# Scope cover flip-up



## fulch (Apr 2, 2013)

Is anyone aware of a company that sells them that are not crap. I had an old set of Butler Creek that I liked but the new ones are junk. I've seen some Leupold but they are crazy expensive. I ordered some Weaver last season but the were back ordered and then discontinued. I prefer the style you can see through.


----------



## SerenityNetworks (Apr 9, 2013)

I like the Vortex covers. I use them on all my rifles and have been quite pleased with them.

At one show a few years ago I saw some that twisted to open an iris (like on a camera). They were sturdy and quiet. I didn't buy then because I didn't have my scopes' outside dimensions. Then I lost their business card. (Bummer.) I haven't seen any like them since.


----------



## knapper (Feb 5, 2010)

I use scope coats for my scopes.


----------



## glenway (Mar 27, 2011)

No help. I like the Leupold design, which threads inside each lens. Magnets and O-ring sealed, quick to deploy. I even had its custom shop rethread an old Vari X III's ocular lens to accommodate the slick cover. Yeah, they're costly but pay steady dividends over the years.


----------



## OHIOOutdoors2 (May 1, 2013)

In my mind there is nothing wrong with getting the best product you can afford.


----------



## sneakygroundbuzzard (Nov 1, 2012)

i too am considering adding these to my scopes

i agree with getting the best you can afford

but i am also very frugal with my hard earned cash

so i am always on the look out for a bargain

but sometimes bargain prices do mean lesser quality

its kind of a catch 22 i guess


----------



## NattyB (Jan 5, 2012)

I use the Butler Creek. They are in no ways rugged. The "click" when closing and "pop" when opening, especially in cold weather. But I treat them nice and baby-them open and close. Afterall, my scopes are dipped in gold too and I don't want anything dinged up. My point is: nothing on a scope is ever meant to be dinged around.


----------



## youngdon (Mar 10, 2010)

That's my philosophy as well.


----------



## Butchman205 (Jun 9, 2014)

When my equipment is impeding on my progress, I upgrade. Otherwise I can attribute success or failure on effort and dedication.


----------



## knapper (Feb 5, 2010)

I have seen guys lift and carry a short distance with there scopes.


----------



## Butchman205 (Jun 9, 2014)

NattyB said:


> I use the Butler Creek. They are in no ways rugged. The "click" when closing and "pop" when opening, especially in cold weather. But I treat them nice and baby-them open and close. Afterall, my scopes are dipped in gold too and I don't want anything dinged up. My point is: nothing on a scope is ever meant to be dinged around.


I agree completely. 
However, one of my favorite scopes looks like it tumbled down cliff on a Rocky Mountain mule deer hunt...because it did!

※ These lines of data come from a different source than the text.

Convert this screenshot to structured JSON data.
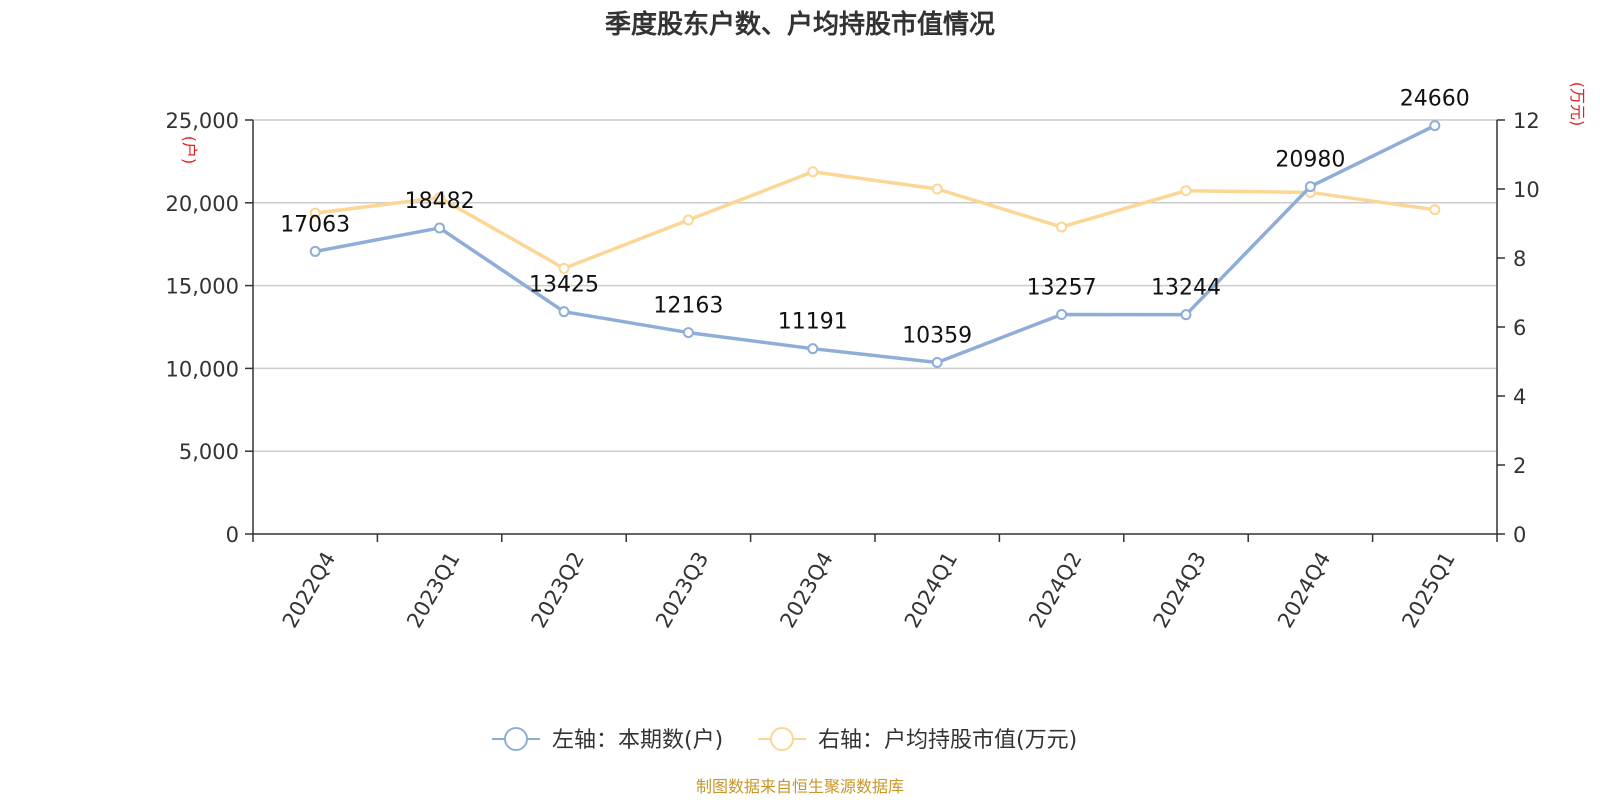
{
  "chart_data": {
    "type": "line",
    "title": "季度股东户数、户均持股市值情况",
    "categories": [
      "2022Q4",
      "2023Q1",
      "2023Q2",
      "2023Q3",
      "2023Q4",
      "2024Q1",
      "2024Q2",
      "2024Q3",
      "2024Q4",
      "2025Q1"
    ],
    "left_axis": {
      "unit": "(户)",
      "ylim": [
        0,
        25000
      ],
      "ticks": [
        0,
        5000,
        10000,
        15000,
        20000,
        25000
      ],
      "tick_labels": [
        "0",
        "5,000",
        "10,000",
        "15,000",
        "20,000",
        "25,000"
      ]
    },
    "right_axis": {
      "unit": "(万元)",
      "ylim": [
        0,
        12
      ],
      "ticks": [
        0,
        2,
        4,
        6,
        8,
        10,
        12
      ],
      "tick_labels": [
        "0",
        "2",
        "4",
        "6",
        "8",
        "10",
        "12"
      ]
    },
    "grid": true,
    "legend_position": "bottom",
    "series": [
      {
        "name": "左轴：本期数(户)",
        "axis": "left",
        "color": "#8eaed8",
        "values": [
          17063,
          18482,
          13425,
          12163,
          11191,
          10359,
          13257,
          13244,
          20980,
          24660
        ],
        "data_labels": [
          "17063",
          "18482",
          "13425",
          "12163",
          "11191",
          "10359",
          "13257",
          "13244",
          "20980",
          "24660"
        ]
      },
      {
        "name": "右轴：户均持股市值(万元)",
        "axis": "right",
        "color": "#fcd694",
        "values": [
          9.3,
          9.75,
          7.7,
          9.1,
          10.5,
          10.0,
          8.9,
          9.95,
          9.9,
          9.4
        ]
      }
    ],
    "source": "制图数据来自恒生聚源数据库"
  }
}
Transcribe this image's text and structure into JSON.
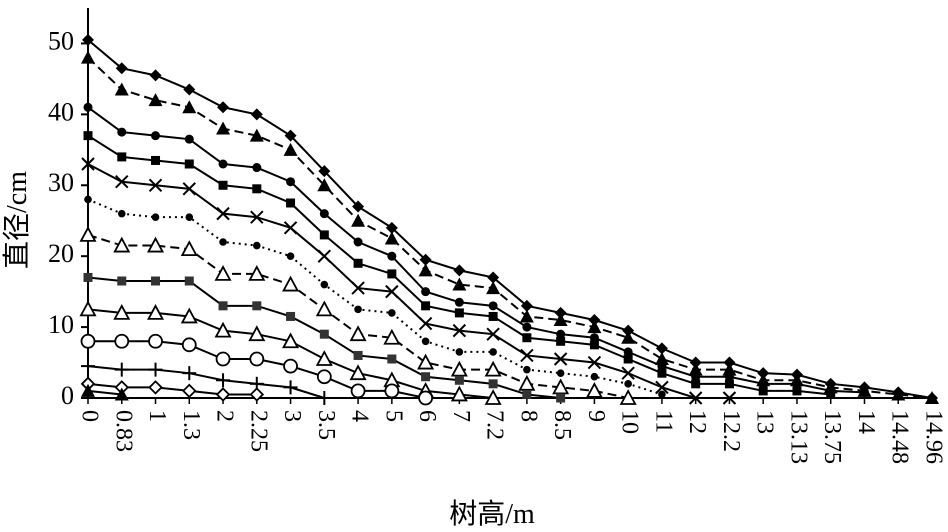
{
  "chart_data": {
    "type": "line",
    "title": "",
    "xlabel": "树高/m",
    "ylabel": "直径/cm",
    "ylim": [
      0,
      55
    ],
    "yticks": [
      0,
      10,
      20,
      30,
      40,
      50
    ],
    "grid": false,
    "legend": "none",
    "categories": [
      "0",
      "0.83",
      "1",
      "1.3",
      "2",
      "2.25",
      "3",
      "3.5",
      "4",
      "5",
      "6",
      "7",
      "7.2",
      "8",
      "8.5",
      "9",
      "10",
      "11",
      "12",
      "12.2",
      "13",
      "13.13",
      "13.75",
      "14",
      "14.48",
      "14.96"
    ],
    "series": [
      {
        "marker": "diamond-filled",
        "line": "solid",
        "values": [
          50.5,
          46.5,
          45.5,
          43.5,
          41,
          40,
          37,
          32,
          27,
          24,
          19.5,
          18,
          17,
          13,
          12,
          11,
          9.5,
          7,
          5,
          5,
          3.5,
          3.3,
          2,
          1.5,
          0.8,
          0
        ]
      },
      {
        "marker": "triangle-filled",
        "line": "dashed",
        "values": [
          48,
          43.5,
          42,
          41,
          38,
          37,
          35,
          30,
          25,
          22.5,
          18,
          16,
          15.5,
          11.5,
          11,
          10,
          8.5,
          5.5,
          4,
          4,
          2.5,
          2.5,
          1.5,
          1,
          0.5,
          0
        ]
      },
      {
        "marker": "circle-filled",
        "line": "solid",
        "values": [
          41,
          37.5,
          37,
          36.5,
          33,
          32.5,
          30.5,
          26,
          22,
          20,
          15,
          13.5,
          13,
          10,
          9,
          8.5,
          6.5,
          4.5,
          3,
          3,
          2,
          2,
          1,
          0.8,
          null,
          null
        ]
      },
      {
        "marker": "square-filled",
        "line": "solid",
        "values": [
          37,
          34,
          33.5,
          33,
          30,
          29.5,
          27.5,
          23,
          19,
          17.5,
          13,
          12,
          11.5,
          8.5,
          8,
          7.5,
          5.5,
          3.5,
          2,
          2,
          1,
          1,
          0.5,
          null,
          null,
          null
        ]
      },
      {
        "marker": "x",
        "line": "solid",
        "values": [
          33,
          30.5,
          30,
          29.5,
          26,
          25.5,
          24,
          20,
          15.5,
          15,
          10.5,
          9.5,
          9,
          6,
          5.5,
          5,
          3.5,
          1.5,
          0,
          0,
          null,
          null,
          null,
          null,
          null,
          null
        ]
      },
      {
        "marker": "circle-filled-small",
        "line": "dotted",
        "values": [
          28,
          26,
          25.5,
          25.5,
          22,
          21.5,
          20,
          16,
          12.5,
          12,
          8,
          6.5,
          6.5,
          4,
          3.5,
          3,
          2,
          0.5,
          null,
          null,
          null,
          null,
          null,
          null,
          null,
          null
        ]
      },
      {
        "marker": "triangle-open",
        "line": "dashed",
        "values": [
          23,
          21.5,
          21.5,
          21,
          17.5,
          17.5,
          16,
          12.5,
          9,
          8.5,
          5,
          4,
          4,
          2,
          1.5,
          1,
          0,
          null,
          null,
          null,
          null,
          null,
          null,
          null,
          null,
          null
        ]
      },
      {
        "marker": "square-filled-gray",
        "line": "solid",
        "values": [
          17,
          16.5,
          16.5,
          16.5,
          13,
          13,
          11.5,
          9,
          6,
          5.5,
          3,
          2.5,
          2,
          0.5,
          0,
          null,
          null,
          null,
          null,
          null,
          null,
          null,
          null,
          null,
          null,
          null
        ]
      },
      {
        "marker": "triangle-open",
        "line": "solid",
        "values": [
          12.5,
          12,
          12,
          11.5,
          9.5,
          9,
          8,
          5.5,
          3.5,
          2.5,
          1,
          0.5,
          0,
          null,
          null,
          null,
          null,
          null,
          null,
          null,
          null,
          null,
          null,
          null,
          null,
          null
        ]
      },
      {
        "marker": "circle-open",
        "line": "solid",
        "values": [
          8,
          8,
          8,
          7.5,
          5.5,
          5.5,
          4.5,
          3,
          1,
          1,
          0,
          null,
          null,
          null,
          null,
          null,
          null,
          null,
          null,
          null,
          null,
          null,
          null,
          null,
          null,
          null
        ]
      },
      {
        "marker": "plus",
        "line": "solid",
        "values": [
          4.5,
          4,
          4,
          3.5,
          2.5,
          2,
          1.5,
          0,
          null,
          null,
          null,
          null,
          null,
          null,
          null,
          null,
          null,
          null,
          null,
          null,
          null,
          null,
          null,
          null,
          null,
          null
        ]
      },
      {
        "marker": "diamond-open",
        "line": "solid",
        "values": [
          2,
          1.5,
          1.5,
          1,
          0.5,
          0.5,
          null,
          null,
          null,
          null,
          null,
          null,
          null,
          null,
          null,
          null,
          null,
          null,
          null,
          null,
          null,
          null,
          null,
          null,
          null,
          null
        ]
      },
      {
        "marker": "triangle-filled",
        "line": "solid",
        "values": [
          1,
          0.5,
          null,
          null,
          null,
          null,
          null,
          null,
          null,
          null,
          null,
          null,
          null,
          null,
          null,
          null,
          null,
          null,
          null,
          null,
          null,
          null,
          null,
          null,
          null,
          null
        ]
      }
    ]
  }
}
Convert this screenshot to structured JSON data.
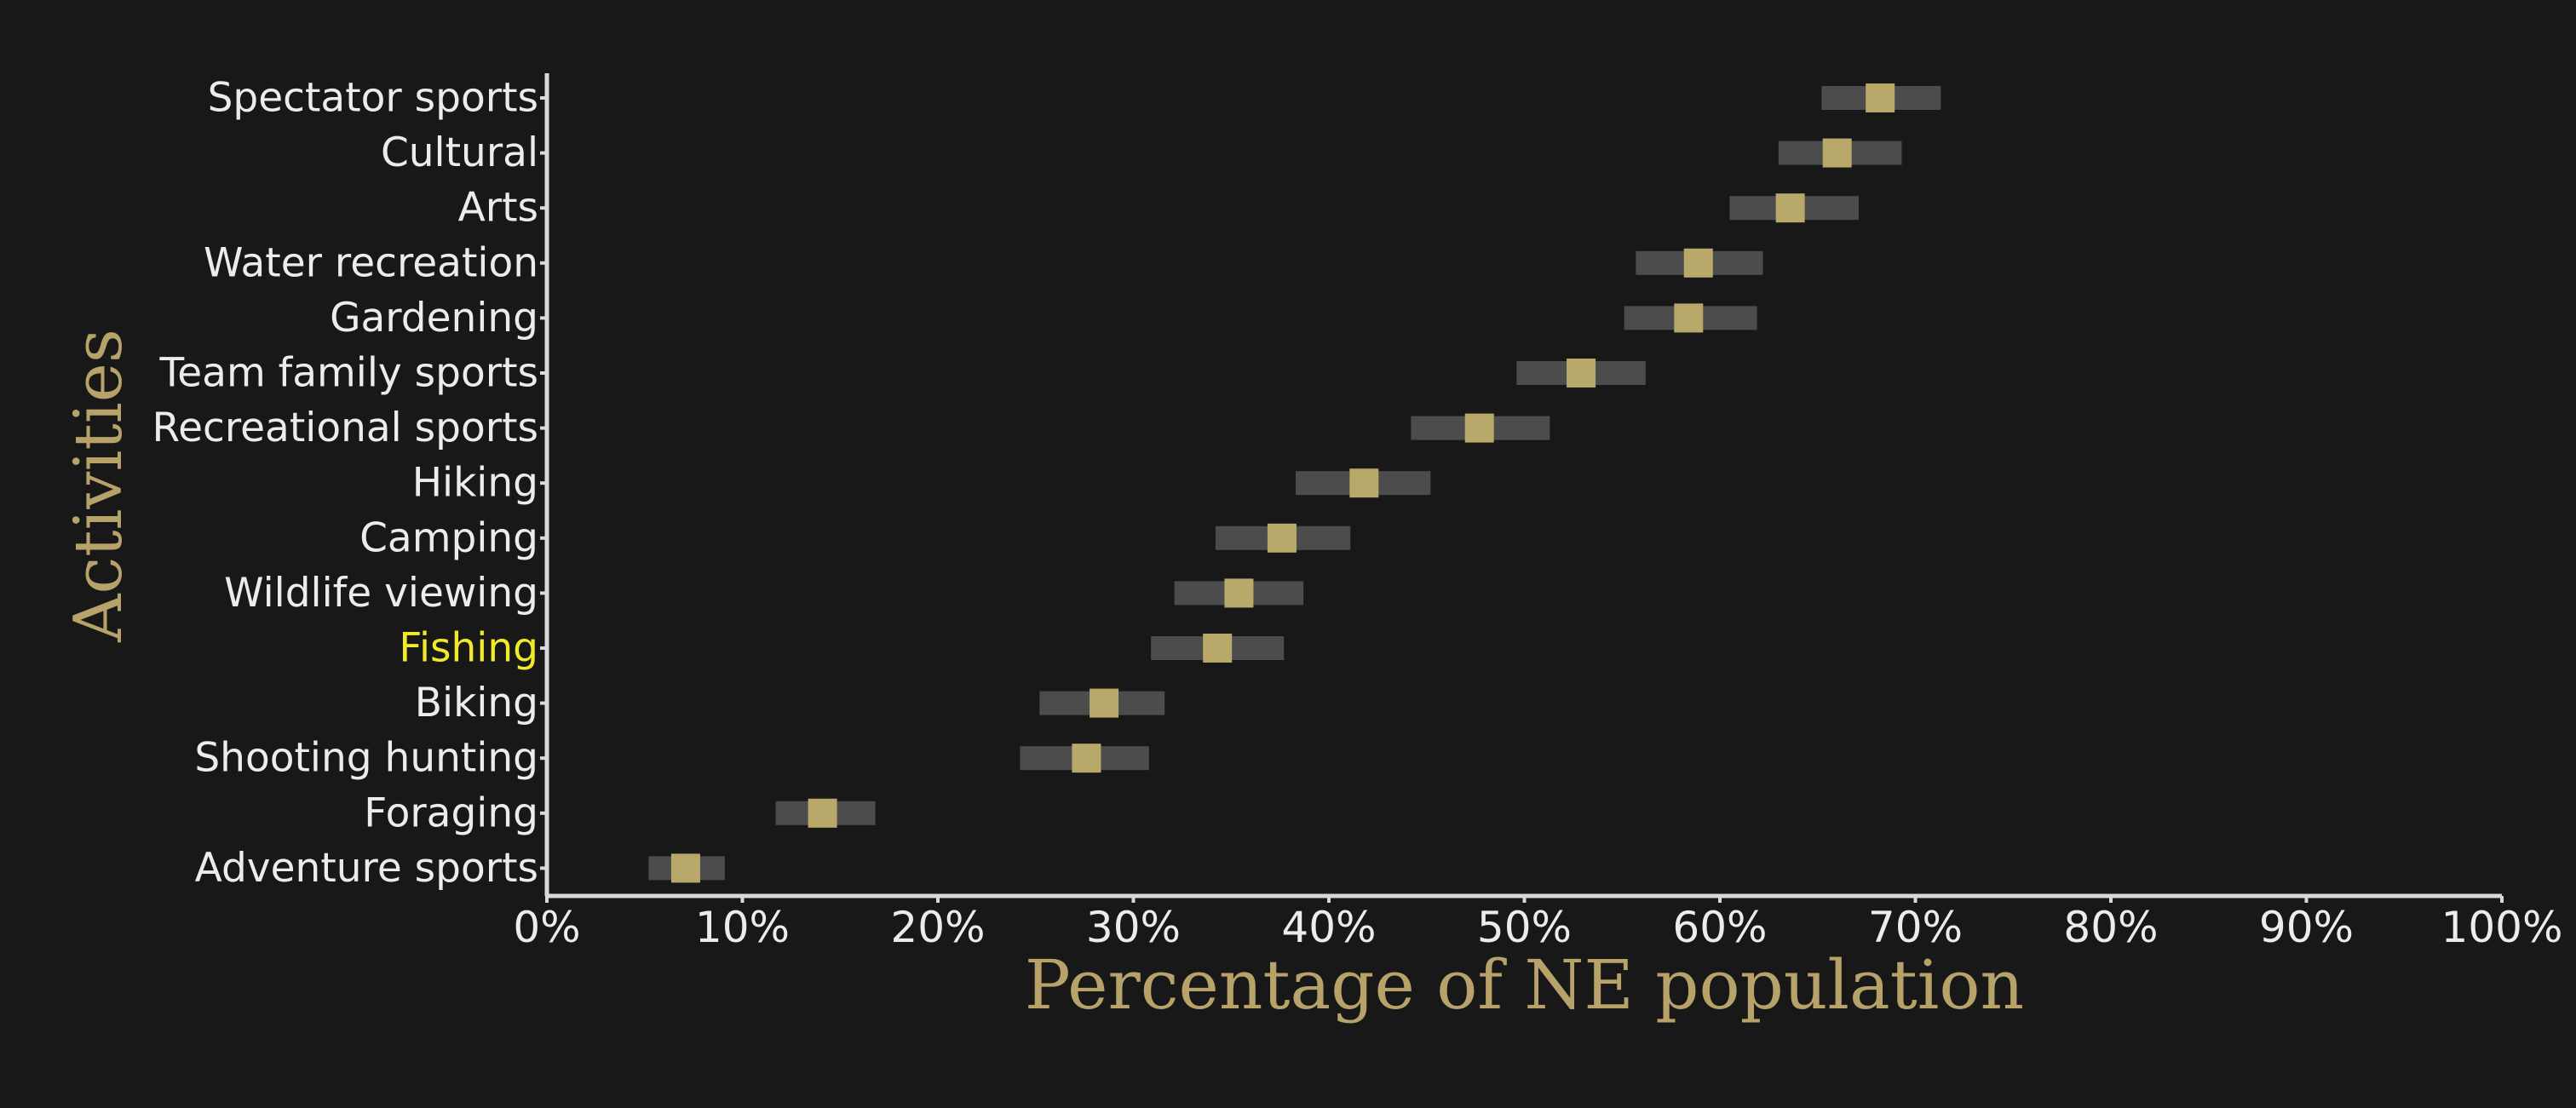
{
  "colors": {
    "background": "#181818",
    "axis": "#d9d9d9",
    "tick_label": "#ececec",
    "axis_title": "#b7a36a",
    "highlight_label": "#f1ea2b",
    "interval": "#4c4c4c",
    "point": "#b8a96b"
  },
  "chart_data": {
    "type": "interval-dot",
    "xlabel": "Percentage of NE population",
    "ylabel": "Activities",
    "xlim": [
      0,
      100
    ],
    "x_ticks": [
      "0%",
      "10%",
      "20%",
      "30%",
      "40%",
      "50%",
      "60%",
      "70%",
      "80%",
      "90%",
      "100%"
    ],
    "highlight": "Fishing",
    "grid": false,
    "categories": [
      "Spectator sports",
      "Cultural",
      "Arts",
      "Water recreation",
      "Gardening",
      "Team family sports",
      "Recreational sports",
      "Hiking",
      "Camping",
      "Wildlife viewing",
      "Fishing",
      "Biking",
      "Shooting hunting",
      "Foraging",
      "Adventure sports"
    ],
    "values": [
      68.2,
      66.0,
      63.6,
      58.9,
      58.4,
      52.9,
      47.7,
      41.8,
      37.6,
      35.4,
      34.3,
      28.5,
      27.6,
      14.1,
      7.1
    ],
    "lower": [
      65.2,
      63.0,
      60.5,
      55.7,
      55.1,
      49.6,
      44.2,
      38.3,
      34.2,
      32.1,
      30.9,
      25.2,
      24.2,
      11.7,
      5.2
    ],
    "upper": [
      71.3,
      69.3,
      67.1,
      62.2,
      61.9,
      56.2,
      51.3,
      45.2,
      41.1,
      38.7,
      37.7,
      31.6,
      30.8,
      16.8,
      9.1
    ]
  }
}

An old friend of mine called me from a local sporting goods store, and said a good customer was trading in a great Kahles 56mm scope. He said the guy let his rifle get away from him while he was climbing a hill to get a better shot on a bedded mule deer. Supposedly the rifle tumbled down the hill, the guy climbed down and got it, and proceeded to make a perfect shot on the muley.

He said it was banged up, but I could prob get it for less than $700 if I hurried on over and made an offer.

It's the only scope I don't mind a few dings on...

I just hate the "great big" flip-open scope covers on a 56mm objective. It feels like I'm waving a black hubcap with any movement at all.


----------



## NattyB (Jan 5, 2012)

Hey, if you get away with bangs, dings and tumbles down the hill...Great. Shows you have quality and would make a good commercial. Someone should pay you for the story...

I've seen high $ scopes go out of zero by simply tipping over from bi-pod rest on a lawn. I had rifle go out when the scope ticked against the tree as I was hauling it up. (Cost me a Red Fox.)

I suppose anything made of glass is fragile. *May all your scopes always land Jelly-Side Up!*


----------



## Jonbnks (Jan 21, 2012)

I like this scope cover


----------



## NattyB (Jan 5, 2012)

Great.


----------